By John Ross
Jiao Tong University, Shanghai
Introduction
The international importance of China’s economy is twofold. The first is practical - the scale of China’s economic growth, its global impact, and the consequences for the improvement of the social conditions of China and the world’s population. The second is theoretical, including the potential international applicability of conclusions drawn from China’s economic policies.
Regarding the latter it is necessary to clearly state that no country can mechanically copy another. As China’s political leaders and economic theorists stress its economy has unique ‘Chinese characteristics’. This was formulated as a cardinal principle by the initiator of China's economic reform, Deng Xiaoping: ‘To accomplish modernization of a Chinese type, we must proceed from China’s special characteristics.’ (Deng, 30 March 1979) Therefore China must: ‘blaze a path of our own.’ (Deng, 21 August 1985).
As recently reiterated by Justin Yifu Lin, Chinese Chief Economist and Senior Vice President of the World Bank: ‘we can never be too careful when it comes to the application of a foreign theory, because with different preconditions, no matter how trivial they seem, the result can be very different.’ (Lin, 2012, pp. 66 - emphasis in the original) In that sense, therefore, there is no ‘Chinese model’. However as Lin simultaneously states: ‘Some may think that the performance of a country as unique as China, with more than 1.3 billion people, cannot be replicated. I disagree. Every developing country can have similar opportunities to sustain rapid growth for several decades and reduce poverty dramatically if it exploits the benefits of backwardness, imports technology from advanced countries, and upgrades its industries.’ (Lin, 2011)
There is, however, no contradiction between these different statements. The fundamental structural elements of which an economy is composed (consumption, investment, savings, primary industry, secondary industry, tertiary industry, trade, money etc.) are universal. However the particular way in which these elements combine and are interrelated in any economy is unique and entirely specific both in place and time – which is why no country can copy another’s economic policy, while it can learn from other economies. As analyzed below, China has solved in practice problems stated in general macro-economic theory. For that reason such elements, in very different forms and combinations, are of major importance for economic policy elsewhere. However the specific forms and combinations in which such policies are applied are entirely unique both in each country and at different points in time.
The practical impact of China’s economic rise have been considered extensively elsewhere.1 The focus of this article is on the theoretical economic issues. In particular it aims to relate China’s economic performance to Western economic theory which will be more familiar to most readers.
China and macro-economic theory in Keynesian and Marxist terms
China’s ‘reform and opening up’ process under Deng Xiaoping was, of course, formulated in a Marxist economic framework. It can indeed be clearly outlined in those terms – see the appendix below, for a more detailed account of Chinese discussions on these issues see (Hsu, 1991), but an alternative statement in Western economic terms, those of Keynes, is considered here.

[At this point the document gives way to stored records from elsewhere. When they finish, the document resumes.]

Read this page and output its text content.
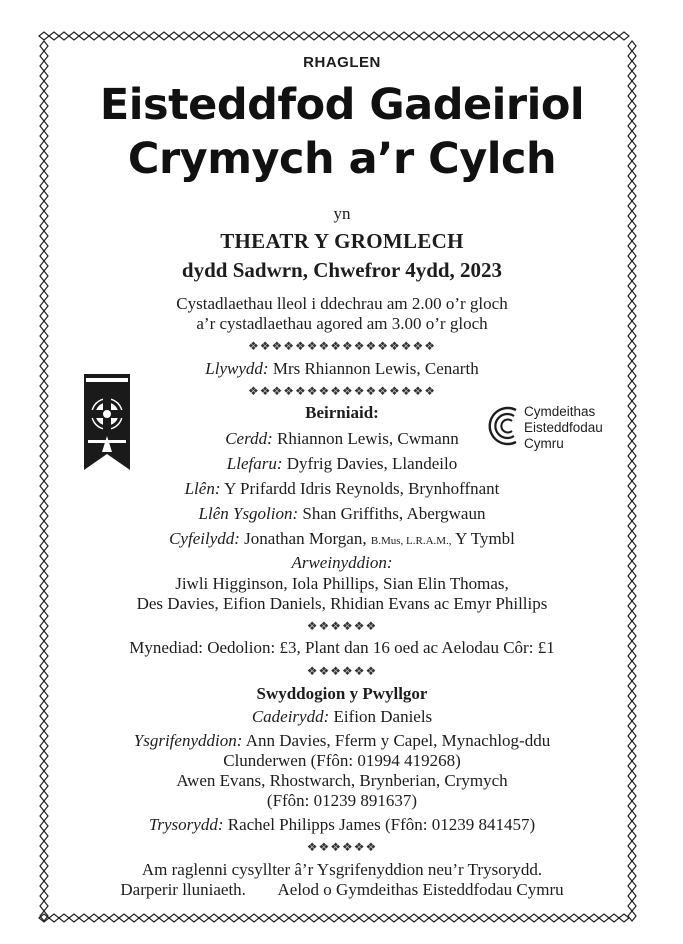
Cymdeithas
Eisteddfodau
Cymru
RHAGLEN
Eisteddfod Gadeiriol
Crymych a’r Cylch
yn
THEATR Y GROMLECH
dydd Sadwrn, Chwefror 4ydd, 2023
Cystadlaethau lleol i ddechrau am 2.00 o’r gloch
a’r cystadlaethau agored am 3.00 o’r gloch
❖❖❖❖❖❖❖❖❖❖❖❖❖❖❖❖
Llywydd: Mrs Rhiannon Lewis, Cenarth
❖❖❖❖❖❖❖❖❖❖❖❖❖❖❖❖
Beirniaid:
Cerdd: Rhiannon Lewis, Cwmann
Llefaru: Dyfrig Davies, Llandeilo
Llên: Y Prifardd Idris Reynolds, Brynhoffnant
Llên Ysgolion: Shan Griffiths, Abergwaun
Cyfeilydd: Jonathan Morgan, B.Mus, L.R.A.M., Y Tymbl
Arweinyddion:
Jiwli Higginson, Iola Phillips, Sian Elin Thomas,
Des Davies, Eifion Daniels, Rhidian Evans ac Emyr Phillips
❖❖❖❖❖❖
Mynediad: Oedolion: £3, Plant dan 16 oed ac Aelodau Côr: £1
❖❖❖❖❖❖
Swyddogion y Pwyllgor
Cadeirydd: Eifion Daniels
Ysgrifenyddion: Ann Davies, Fferm y Capel, Mynachlog-ddu
Clunderwen (Ffôn: 01994 419268)
Awen Evans, Rhostwarch, Brynberian, Crymych
(Ffôn: 01239 891637)
Trysorydd: Rachel Philipps James (Ffôn: 01239 841457)
❖❖❖❖❖❖
Am raglenni cysyllter â’r Ysgrifenyddion neu’r Trysorydd.
Darperir lluniaeth. Aelod o Gymdeithas Eisteddfodau Cymru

Stated briefly in Marxist terms, China’s reform policy included a critique of Soviet economic policy that this had made the error of confusing the ‘advanced’ stage of socialism/communism, in which the regulation of the economy is ‘for need’, and therefore not market regulated, with the socialist, or more precisely ‘primary’ developing stage of socialism, during which the transition from capitalism to an advanced socialist economy takes place and in which market regulation takes place. This transition should be conceived as extending over a prolonged period. The final formulation arrived at was that China’s was a ‘socialist market economy with Chinese characteristics’. Contrary to suggestions by some writers, for example (Hsu, 1991), such an analysis is in line with Marx’s own writings although, as shown below, it is not necessary to be a Marxist understand it - a more detailed analysis is given in the appendix.